May the forest be with you: leveraging GEDI’s spaceborne lidar data for tropical ecosystem applications

Here, we provide an overview of the use of light detection and ranging (lidar) for tropical ecosystem applications, with a particular focus on the Global Ecosystem Dynamics Investigation (GEDI). We summarize how data from GEDI measures vegetation vertical structure and give a step-by-step description of how to obtain spatially-subset GEDI Level 2A data from the NASA EarthData Search web portal. We then provide an example of how to characterize the structure of various vegetation classes in Ucayali, Peru. These vegetation classes include: (1) old-growth lowland forest, (2) young lowland vegetation regrowth (‘Purma’)”, (3) secondary lowland forest, (4) mature oil palm plantations, and (5) cacao plantations (monocrop and agroforestry). We interpret the structural height metrics from GEDI among each of these vegetation classes, identifying edge effects as a possible influence on our results. To address this issue, we conducted a final analysis of the data with an area of 35m diameter footprint (25m of the original diameter area of the beam, and 10m as a conservative additional buffer) and excluded any observations that did not completely overlap with each land cover polygon.
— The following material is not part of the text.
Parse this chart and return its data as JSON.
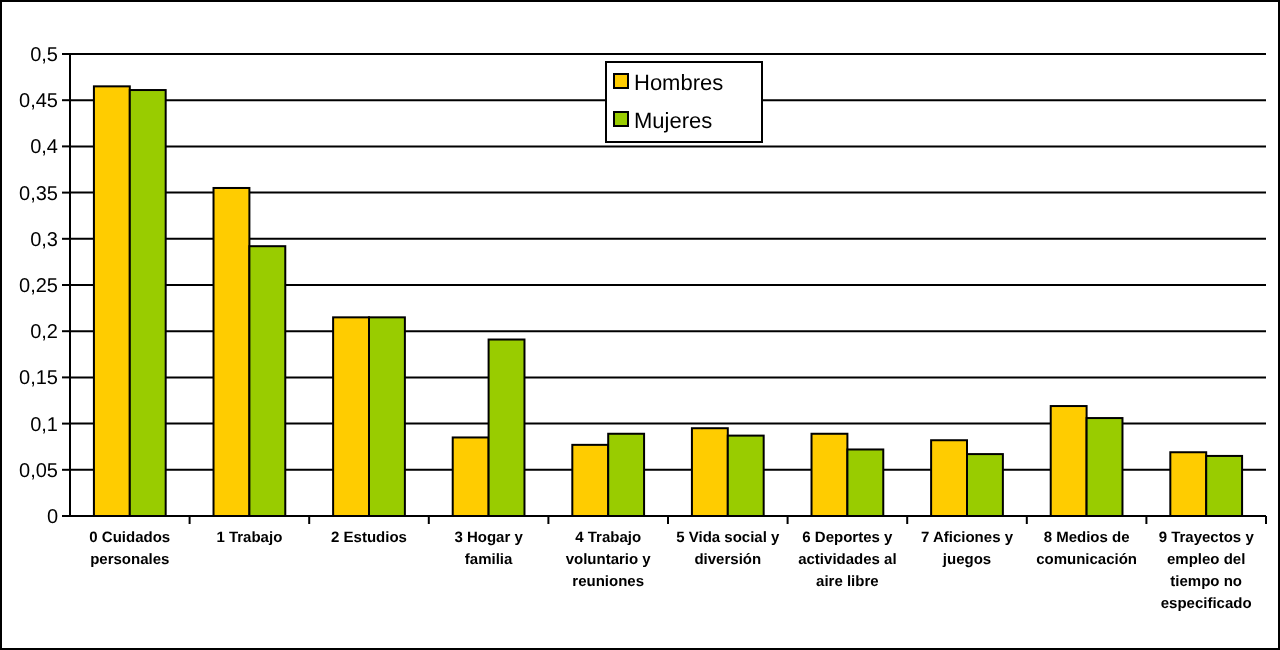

When we removed edge effects, no observations remained in the cacao data set and fewer observations remained in the forest stage data set. Nonetheless, the overall structural patterns shown in the relative heights of each forest stage remained very similar. We recommend that future projects utilizing spaceborne lidar for tropical ecosystems consider adopting the techniques and best practices we describe here, including refined noise filtering and explicit consideration of edge effects.
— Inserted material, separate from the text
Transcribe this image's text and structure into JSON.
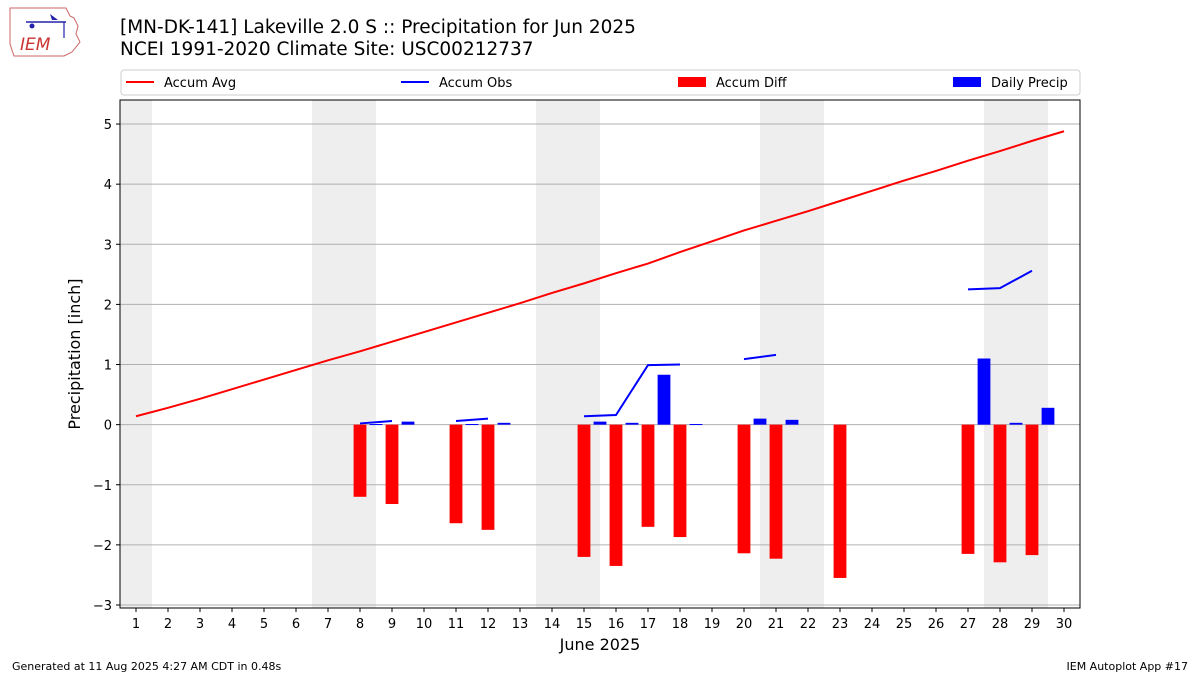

本文概述了光检测与测距（light detection and ranging，lidar）在热带生态系统研究中的应用，重点关注全球生态系统动态调查（Global Ecosystem Dynamics Investigation，GEDI）项目。本文首先梳理了GEDI数据如何反演植被垂直结构，并分步说明了如何从NASA EarthData Search门户网站获取空间裁剪后的GEDI 2A级数据。随后以秘鲁乌卡亚利地区为例，展示了如何表征不同植被类型的结构特征。本次研究涉及的植被类型包括：(1) 原始低地森林；(2) 年轻低地植被恢复地（‘Purma’）；(3) 次生低地森林；(4) 成熟油棕种植园；(5) 可可种植园（包括单作与农林复合两种模式）。本文针对上述各类植被类型，解析了GEDI获取的结构高度指标，并指出边缘效应可能是影响研究结果的潜在因素。为解决该问题，本研究采用直径35米的足迹范围（其中25米为激光束原始直径覆盖区域，额外增加10米作为保守缓冲区）对数据进行最终分析，并剔除了未与各土地覆盖多边形完全重合的观测样本。剔除边缘效应后，可可种植园的观测样本完全消失，森林演替阶段的观测样本也有所减少。尽管如此，各森林阶段相对高度所呈现的整体结构模式仍基本保持一致。最后，本文建议未来将星载激光雷达应用于热带生态系统研究的项目，可参考本文所述的技术方法与最佳实践，包括精细化噪声滤波以及明确考量边缘效应的影响。